There are five Nobel-prize-winning economists among the 26 US economists calling on President Obama, in an open letter, to drop opposition and support the European Union’s legislation that will charge airlines for their carbon emissions.
“We implore you to support the European Union’s innovative efforts to place a price on carbon from aviation through the emissions trading system (EU ETS), or, at the very least, to stop actively opposing these efforts,” they wrote in the open letter (PDF).
“The aviation sector represents a large and growing global source of carbon emissions. Addressing emissions in this sector by negotiating a global pricing system through the International Civil Aviation Organization (ICAO) would send an important signal that carbon pricing is an effective way to correct a major market failure—the growing concentration of greenhouse gases in the atmosphere.”
The United States has been opposed to the EU’s move to include airlines in it emissions trading scheme for awhile now (despite the finding of some reports that its not likely to impact U.S. airlines’ bottom line at all), stating that the move is illegal under international treaties. The US also backed a lawsuit challenging the plan, but the suit was eventually thrown out of court by the European Court of Justice.

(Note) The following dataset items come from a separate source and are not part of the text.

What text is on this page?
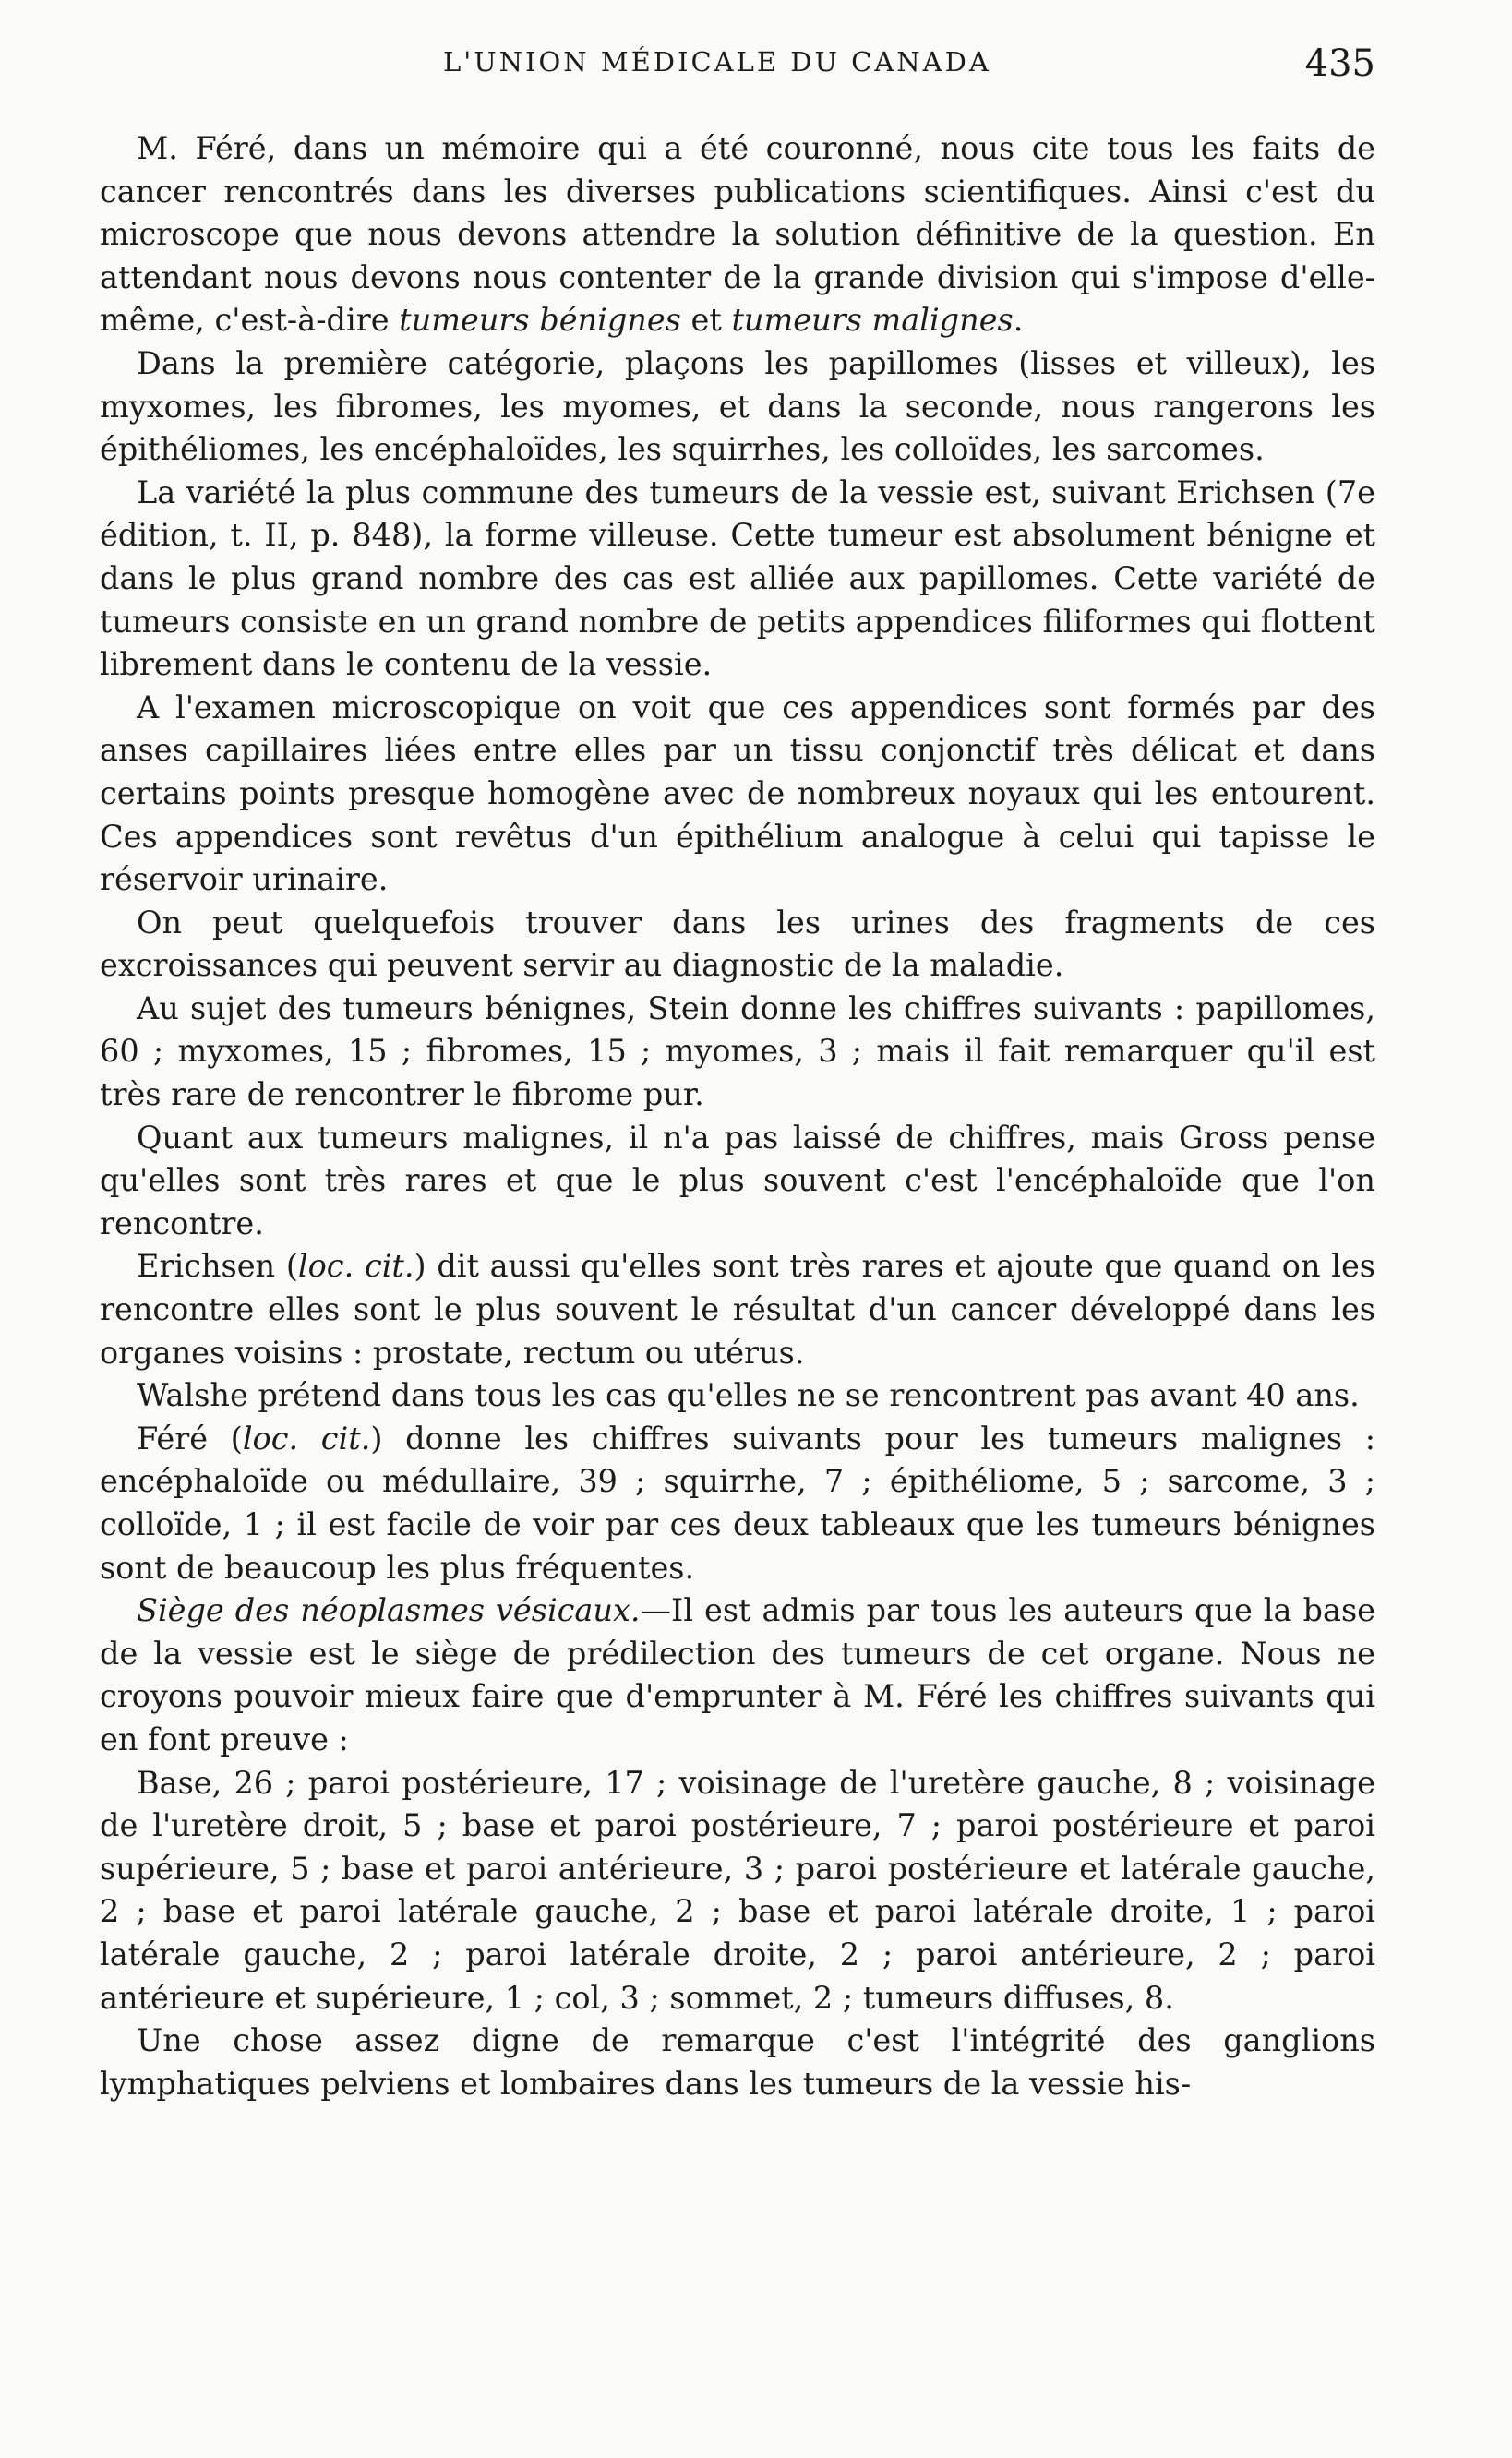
L'UNION MÉDICALE DU CANADA	435

M. Féré, dans un mémoire qui a été couronné, nous cite tous les faits de cancer rencontrés dans les diverses publications scientifiques. Ainsi c'est du microscope que nous devons attendre la solution définitive de la question. En attendant nous devons nous contenter de la grande division qui s'impose d'elle-même, c'est-à-dire tumeurs bénignes et tumeurs malignes.

Dans la première catégorie, plaçons les papillomes (lisses et villeux), les myxomes, les fibromes, les myomes, et dans la seconde, nous rangerons les épithéliomes, les encéphaloïdes, les squirrhes, les colloïdes, les sarcomes.

La variété la plus commune des tumeurs de la vessie est, suivant Erichsen (7e édition, t. II, p. 848), la forme villeuse. Cette tumeur est absolument bénigne et dans le plus grand nombre des cas est alliée aux papillomes. Cette variété de tumeurs consiste en un grand nombre de petits appendices filiformes qui flottent librement dans le contenu de la vessie.

A l'examen microscopique on voit que ces appendices sont formés par des anses capillaires liées entre elles par un tissu conjonctif très délicat et dans certains points presque homogène avec de nombreux noyaux qui les entourent. Ces appendices sont revêtus d'un épithélium analogue à celui qui tapisse le réservoir urinaire.

On peut quelquefois trouver dans les urines des fragments de ces excroissances qui peuvent servir au diagnostic de la maladie.

Au sujet des tumeurs bénignes, Stein donne les chiffres suivants : papillomes, 60 ; myxomes, 15 ; fibromes, 15 ; myomes, 3 ; mais il fait remarquer qu'il est très rare de rencontrer le fibrome pur.

Quant aux tumeurs malignes, il n'a pas laissé de chiffres, mais Gross pense qu'elles sont très rares et que le plus souvent c'est l'encéphaloïde que l'on rencontre.

Erichsen (loc. cit.) dit aussi qu'elles sont très rares et ajoute que quand on les rencontre elles sont le plus souvent le résultat d'un cancer développé dans les organes voisins : prostate, rectum ou utérus.

Walshe prétend dans tous les cas qu'elles ne se rencontrent pas avant 40 ans.

Féré (loc. cit.) donne les chiffres suivants pour les tumeurs malignes : encéphaloïde ou médullaire, 39 ; squirrhe, 7 ; épithéliome, 5 ; sarcome, 3 ; colloïde, 1 ; il est facile de voir par ces deux tableaux que les tumeurs bénignes sont de beaucoup les plus fréquentes.

Siège des néoplasmes vésicaux.—Il est admis par tous les auteurs que la base de la vessie est le siège de prédilection des tumeurs de cet organe. Nous ne croyons pouvoir mieux faire que d'emprunter à M. Féré les chiffres suivants qui en font preuve :

Base, 26 ; paroi postérieure, 17 ; voisinage de l'uretère gauche, 8 ; voisinage de l'uretère droit, 5 ; base et paroi postérieure, 7 ; paroi postérieure et paroi supérieure, 5 ; base et paroi antérieure, 3 ; paroi postérieure et latérale gauche, 2 ; base et paroi latérale gauche, 2 ; base et paroi latérale droite, 1 ; paroi latérale gauche, 2 ; paroi latérale droite, 2 ; paroi antérieure, 2 ; paroi antérieure et supérieure, 1 ; col, 3 ; sommet, 2 ; tumeurs diffuses, 8.

Une chose assez digne de remarque c'est l'intégrité des ganglions lymphatiques pelviens et lombaires dans les tumeurs de la vessie his-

Secretary of State Hillary Clinton wrote to the European Union towards the end of 2011 stating that the US would take “appropriate action” if Brussels did not halt or delay its plans.
The EU is aware of these complaints, and joins with all naysayers in the belief that global action must be taken through the International Civil Aviation Organisation (ICAO). However, so far ICAO has done nothing despite a decade of negotiations. Subsequently, it is entirely unsurprising that the EU has had to move forward on its own.
The authors of the letter are economists from universities including Harvard, Stanford, Columbia, Princeton, and Berkeley.
“If climate change is to be slowed appreciably at tolerable cost, it is wise to use the market to provide incentives for individuals and firms to reduce greenhouse gas pollution,” they write. “In economic terms, the emission of these pollutants meets the classic definition of an externality — the price that individuals and firms face for emitting these pollutants is substantially lower than the social cost imposed by the pollution. Because emissions are not priced, the world is wastefully using up a scarce resource, the earth’s ability to safely absorb greenhouse gas emissions.”
“Rather than opposing the EU, we urge your administration to support their efforts to price carbon in the context of the ICAO. In order for the world to achieve its climatic objectives at tolerable cost, a cooperative approach among nations is essential. While we recognize that there are numerous obstacles to setting a uniform, global price on all carbon emissions, pricing them in the aviation sector would be a good start. In particular, we urge you to drop the US opposition and to support the EU’s efforts to deal with this global problem.”